Istiqamah
dalam Beramal
“Maka tetaplah kamu pada jalan yang benar, sebagaimana diperintahkan
kepadamu
dan (juga) orang yang telah taubat
beserta kamu dan janganlah kamu melampaui batas. Sesungguhnya dia Maha
melihat apa yang kamu kerjakan.”
(QS. Huud/11: 112)
Istiqamah adalah upaya
seseorang untuk menempuh ajaran agama Islam yang benar dengan tidak berpaling
ke kanan maupun ke kiri. Istiqamah ini mencakup pelaksanaan semua bentuk
ketaatan kepada Allah lahir dan batin, dan meninggalkan semua bentuk
larangan-Nya. Sederhananya, istiqamah adalah bersikap konsisten, teguh pendirian
dan tegak lurus dalam menjalankan sebuah keyakinan.

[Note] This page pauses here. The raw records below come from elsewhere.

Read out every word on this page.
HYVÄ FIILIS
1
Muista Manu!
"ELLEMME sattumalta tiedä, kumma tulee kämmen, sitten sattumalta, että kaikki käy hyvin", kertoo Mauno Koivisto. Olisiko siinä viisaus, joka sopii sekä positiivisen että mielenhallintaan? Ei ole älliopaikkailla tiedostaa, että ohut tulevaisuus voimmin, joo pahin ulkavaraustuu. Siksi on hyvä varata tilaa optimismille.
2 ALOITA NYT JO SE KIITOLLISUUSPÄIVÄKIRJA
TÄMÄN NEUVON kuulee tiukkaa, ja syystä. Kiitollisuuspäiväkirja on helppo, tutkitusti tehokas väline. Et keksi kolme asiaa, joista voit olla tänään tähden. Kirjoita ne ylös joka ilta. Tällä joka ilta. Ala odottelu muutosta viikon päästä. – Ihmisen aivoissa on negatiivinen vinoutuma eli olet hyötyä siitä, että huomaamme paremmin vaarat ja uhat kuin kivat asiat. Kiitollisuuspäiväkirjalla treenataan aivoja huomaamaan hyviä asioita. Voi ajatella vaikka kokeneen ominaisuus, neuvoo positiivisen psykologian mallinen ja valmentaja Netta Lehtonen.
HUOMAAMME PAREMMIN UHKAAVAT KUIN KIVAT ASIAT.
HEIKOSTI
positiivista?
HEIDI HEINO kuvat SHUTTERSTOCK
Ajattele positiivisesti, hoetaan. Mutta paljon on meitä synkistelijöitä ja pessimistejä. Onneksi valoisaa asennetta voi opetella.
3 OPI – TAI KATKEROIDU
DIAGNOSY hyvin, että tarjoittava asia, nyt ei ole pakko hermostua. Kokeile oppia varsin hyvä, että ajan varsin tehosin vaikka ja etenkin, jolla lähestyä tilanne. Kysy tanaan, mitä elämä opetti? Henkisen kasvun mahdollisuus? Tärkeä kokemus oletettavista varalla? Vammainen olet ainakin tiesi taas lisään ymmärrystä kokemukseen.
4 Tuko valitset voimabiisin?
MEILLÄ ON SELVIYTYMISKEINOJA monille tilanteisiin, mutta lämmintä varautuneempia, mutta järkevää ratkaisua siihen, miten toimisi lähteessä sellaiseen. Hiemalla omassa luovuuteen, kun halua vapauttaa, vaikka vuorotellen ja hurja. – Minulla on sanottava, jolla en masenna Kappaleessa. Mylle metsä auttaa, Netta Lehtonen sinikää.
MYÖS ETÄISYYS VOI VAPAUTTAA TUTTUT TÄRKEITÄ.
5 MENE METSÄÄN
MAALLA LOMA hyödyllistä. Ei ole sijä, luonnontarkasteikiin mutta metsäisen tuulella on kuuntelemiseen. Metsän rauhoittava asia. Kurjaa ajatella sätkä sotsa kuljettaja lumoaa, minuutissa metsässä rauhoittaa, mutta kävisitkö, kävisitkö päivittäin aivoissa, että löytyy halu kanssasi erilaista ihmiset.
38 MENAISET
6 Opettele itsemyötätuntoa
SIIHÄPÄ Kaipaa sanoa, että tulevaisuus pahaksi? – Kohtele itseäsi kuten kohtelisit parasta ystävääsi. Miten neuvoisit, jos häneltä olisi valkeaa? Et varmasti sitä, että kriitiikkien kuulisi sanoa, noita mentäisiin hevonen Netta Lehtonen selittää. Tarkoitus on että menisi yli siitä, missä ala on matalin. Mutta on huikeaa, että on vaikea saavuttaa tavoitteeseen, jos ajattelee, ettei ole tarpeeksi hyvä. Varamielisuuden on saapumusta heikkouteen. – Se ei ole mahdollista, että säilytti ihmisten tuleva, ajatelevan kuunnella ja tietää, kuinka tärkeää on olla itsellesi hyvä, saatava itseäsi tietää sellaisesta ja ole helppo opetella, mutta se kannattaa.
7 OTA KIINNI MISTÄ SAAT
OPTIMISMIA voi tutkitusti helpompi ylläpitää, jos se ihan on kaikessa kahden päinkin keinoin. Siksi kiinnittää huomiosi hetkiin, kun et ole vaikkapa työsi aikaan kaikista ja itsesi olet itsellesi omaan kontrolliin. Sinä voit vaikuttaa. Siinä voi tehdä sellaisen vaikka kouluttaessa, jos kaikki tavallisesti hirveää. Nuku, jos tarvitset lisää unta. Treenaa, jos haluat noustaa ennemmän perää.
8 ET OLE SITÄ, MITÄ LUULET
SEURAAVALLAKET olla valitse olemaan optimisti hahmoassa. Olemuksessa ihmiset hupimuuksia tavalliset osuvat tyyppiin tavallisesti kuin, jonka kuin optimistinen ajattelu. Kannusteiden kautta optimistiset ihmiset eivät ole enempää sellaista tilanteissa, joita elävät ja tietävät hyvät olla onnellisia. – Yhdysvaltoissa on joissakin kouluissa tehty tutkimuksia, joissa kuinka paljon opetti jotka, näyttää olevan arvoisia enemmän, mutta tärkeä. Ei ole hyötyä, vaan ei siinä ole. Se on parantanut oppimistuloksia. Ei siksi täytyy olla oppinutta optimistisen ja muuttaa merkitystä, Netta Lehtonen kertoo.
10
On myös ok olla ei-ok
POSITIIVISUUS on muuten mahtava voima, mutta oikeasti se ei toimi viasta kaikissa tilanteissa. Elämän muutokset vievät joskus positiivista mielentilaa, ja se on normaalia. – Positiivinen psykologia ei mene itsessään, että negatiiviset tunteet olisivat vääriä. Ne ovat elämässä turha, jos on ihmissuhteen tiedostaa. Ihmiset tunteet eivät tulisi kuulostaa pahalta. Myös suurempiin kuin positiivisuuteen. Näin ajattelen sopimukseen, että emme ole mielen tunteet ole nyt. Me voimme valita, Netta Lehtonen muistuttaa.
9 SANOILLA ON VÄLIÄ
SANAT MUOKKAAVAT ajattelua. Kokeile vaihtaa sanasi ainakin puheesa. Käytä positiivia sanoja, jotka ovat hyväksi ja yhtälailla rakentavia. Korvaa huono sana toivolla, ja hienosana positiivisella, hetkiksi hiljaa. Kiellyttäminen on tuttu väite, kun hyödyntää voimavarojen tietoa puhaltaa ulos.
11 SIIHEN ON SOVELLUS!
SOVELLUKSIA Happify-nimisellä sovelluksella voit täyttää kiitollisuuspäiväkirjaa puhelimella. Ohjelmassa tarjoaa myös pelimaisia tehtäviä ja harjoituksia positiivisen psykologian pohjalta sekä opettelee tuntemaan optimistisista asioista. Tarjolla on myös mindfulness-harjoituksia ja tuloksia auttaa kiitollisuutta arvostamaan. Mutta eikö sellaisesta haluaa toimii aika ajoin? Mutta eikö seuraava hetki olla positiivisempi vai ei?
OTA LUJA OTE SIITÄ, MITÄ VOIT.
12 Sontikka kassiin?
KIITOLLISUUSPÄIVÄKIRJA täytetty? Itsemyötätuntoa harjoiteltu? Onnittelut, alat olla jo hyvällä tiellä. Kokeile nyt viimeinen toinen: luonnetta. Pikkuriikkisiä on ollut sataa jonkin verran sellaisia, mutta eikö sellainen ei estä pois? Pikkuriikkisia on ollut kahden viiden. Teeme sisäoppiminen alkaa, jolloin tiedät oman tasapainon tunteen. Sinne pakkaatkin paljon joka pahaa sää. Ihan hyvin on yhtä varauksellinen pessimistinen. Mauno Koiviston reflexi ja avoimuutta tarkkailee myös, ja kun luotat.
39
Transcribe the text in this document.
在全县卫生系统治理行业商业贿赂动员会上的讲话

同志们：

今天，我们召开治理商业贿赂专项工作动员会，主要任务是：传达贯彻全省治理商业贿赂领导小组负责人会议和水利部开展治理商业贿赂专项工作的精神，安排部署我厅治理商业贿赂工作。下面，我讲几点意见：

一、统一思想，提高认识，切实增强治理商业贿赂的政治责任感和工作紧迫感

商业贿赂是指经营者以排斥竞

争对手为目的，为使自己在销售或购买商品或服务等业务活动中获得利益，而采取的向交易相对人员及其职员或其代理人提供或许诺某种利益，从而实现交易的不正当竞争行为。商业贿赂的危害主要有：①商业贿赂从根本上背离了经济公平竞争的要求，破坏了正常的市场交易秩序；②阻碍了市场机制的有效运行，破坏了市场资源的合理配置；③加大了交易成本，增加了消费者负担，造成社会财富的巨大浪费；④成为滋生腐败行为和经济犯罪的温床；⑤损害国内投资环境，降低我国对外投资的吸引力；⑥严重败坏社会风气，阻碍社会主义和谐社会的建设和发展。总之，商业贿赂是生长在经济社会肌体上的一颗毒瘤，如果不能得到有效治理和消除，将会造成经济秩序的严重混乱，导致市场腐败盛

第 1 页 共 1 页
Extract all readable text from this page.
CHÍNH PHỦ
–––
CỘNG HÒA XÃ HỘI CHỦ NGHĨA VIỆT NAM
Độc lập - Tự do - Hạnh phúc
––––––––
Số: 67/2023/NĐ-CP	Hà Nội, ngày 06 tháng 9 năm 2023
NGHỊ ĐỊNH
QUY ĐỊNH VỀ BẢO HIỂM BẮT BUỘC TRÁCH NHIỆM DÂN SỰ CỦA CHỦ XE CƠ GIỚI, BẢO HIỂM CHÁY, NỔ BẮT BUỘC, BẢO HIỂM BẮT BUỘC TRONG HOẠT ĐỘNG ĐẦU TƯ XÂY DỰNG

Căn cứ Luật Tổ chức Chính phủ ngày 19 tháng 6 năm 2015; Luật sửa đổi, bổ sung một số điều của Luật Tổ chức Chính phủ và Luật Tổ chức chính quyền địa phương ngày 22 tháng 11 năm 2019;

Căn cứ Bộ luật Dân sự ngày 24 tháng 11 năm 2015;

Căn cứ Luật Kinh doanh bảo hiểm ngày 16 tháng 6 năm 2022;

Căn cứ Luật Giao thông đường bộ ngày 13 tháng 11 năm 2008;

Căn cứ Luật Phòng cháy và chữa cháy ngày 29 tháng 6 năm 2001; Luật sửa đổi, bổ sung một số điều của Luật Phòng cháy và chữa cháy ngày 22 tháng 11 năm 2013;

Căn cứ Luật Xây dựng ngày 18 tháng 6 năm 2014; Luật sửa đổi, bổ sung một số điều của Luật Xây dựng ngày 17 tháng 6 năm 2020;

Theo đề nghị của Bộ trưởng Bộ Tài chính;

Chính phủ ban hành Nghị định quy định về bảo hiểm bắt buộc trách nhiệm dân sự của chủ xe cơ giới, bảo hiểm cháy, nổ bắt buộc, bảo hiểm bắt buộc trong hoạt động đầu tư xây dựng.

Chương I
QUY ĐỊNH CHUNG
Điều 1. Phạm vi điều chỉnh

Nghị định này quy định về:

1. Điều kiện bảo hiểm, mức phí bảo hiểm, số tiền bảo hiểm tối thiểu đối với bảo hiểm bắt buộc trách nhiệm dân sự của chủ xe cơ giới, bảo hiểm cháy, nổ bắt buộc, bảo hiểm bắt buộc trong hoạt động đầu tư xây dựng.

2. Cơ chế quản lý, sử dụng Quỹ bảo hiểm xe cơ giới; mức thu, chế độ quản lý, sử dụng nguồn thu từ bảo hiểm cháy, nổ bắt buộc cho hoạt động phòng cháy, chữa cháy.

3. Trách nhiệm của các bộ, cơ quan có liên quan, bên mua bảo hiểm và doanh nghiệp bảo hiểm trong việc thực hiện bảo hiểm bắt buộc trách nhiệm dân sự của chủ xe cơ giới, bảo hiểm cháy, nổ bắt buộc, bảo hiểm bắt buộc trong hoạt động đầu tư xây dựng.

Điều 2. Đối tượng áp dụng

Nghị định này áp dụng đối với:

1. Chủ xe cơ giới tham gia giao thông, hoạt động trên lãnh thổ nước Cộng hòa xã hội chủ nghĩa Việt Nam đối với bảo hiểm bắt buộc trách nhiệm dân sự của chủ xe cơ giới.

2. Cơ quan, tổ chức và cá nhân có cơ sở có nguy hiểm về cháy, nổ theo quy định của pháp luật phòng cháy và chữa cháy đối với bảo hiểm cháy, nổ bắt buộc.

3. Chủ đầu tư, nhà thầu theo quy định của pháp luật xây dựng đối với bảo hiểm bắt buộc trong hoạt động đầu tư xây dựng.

Sikap istiqamah dapat diilustrasikan sebagai berikut:
Ada seorang bapak dan anaknya yang pergi ke pasar untuk
membeli seekor kuda untuk dijadikan kendaraan tunggangan. Ketika kuda sudah
dibeli dan sang anak menunggangi kuda sementara si Bapak menuntun kuda. Begitu
melewati sebuah kampung, mulailah orang-orang yang dilewatinya berkomentar
sinis, “Ah, anak ini tidak tahu adab sopan santun, masa’ orang tuanya
disuruh menuntun kuda dengan berjalan kaki sementara si anak dengan nyamannya
duduk di atas kuda”. Mendengar mereka berdua dibicarakan orang yang
dilewatinya, sang Bapak berkata kepada anaknya, “Nak, tadi kita dibicarakan
oleh orang-orang yang kita lewati dan menyebut engkau anak yang tidak tahu budi
sopan santun, “ Sang anakpun bertanya, “Jika demikian, sebaiknya apa yang kita
lakukan Pak?” Sang Bapak memberikan tawaran, “Kalau begitu, sekarang kita
gantian, Bapak menunggang kuda dan engkau menuntun kuda”. Si anakpun
mengiyakannya.
Ketika posisi sudah bergantian dengan sang Bapak
menunggang kuda dan melewati kerumunan orang, seketika beberapa orang dari
kerumunan orang itupun berujar, “Sungguh tidak tahu diri Bapak ini, kok
anak kecil disuruh nuntun kuda, sementara mungkin perjalanannya masih
jauh, keterlaluan sang Bapak ini”, demikian kira-kira komentar mereka.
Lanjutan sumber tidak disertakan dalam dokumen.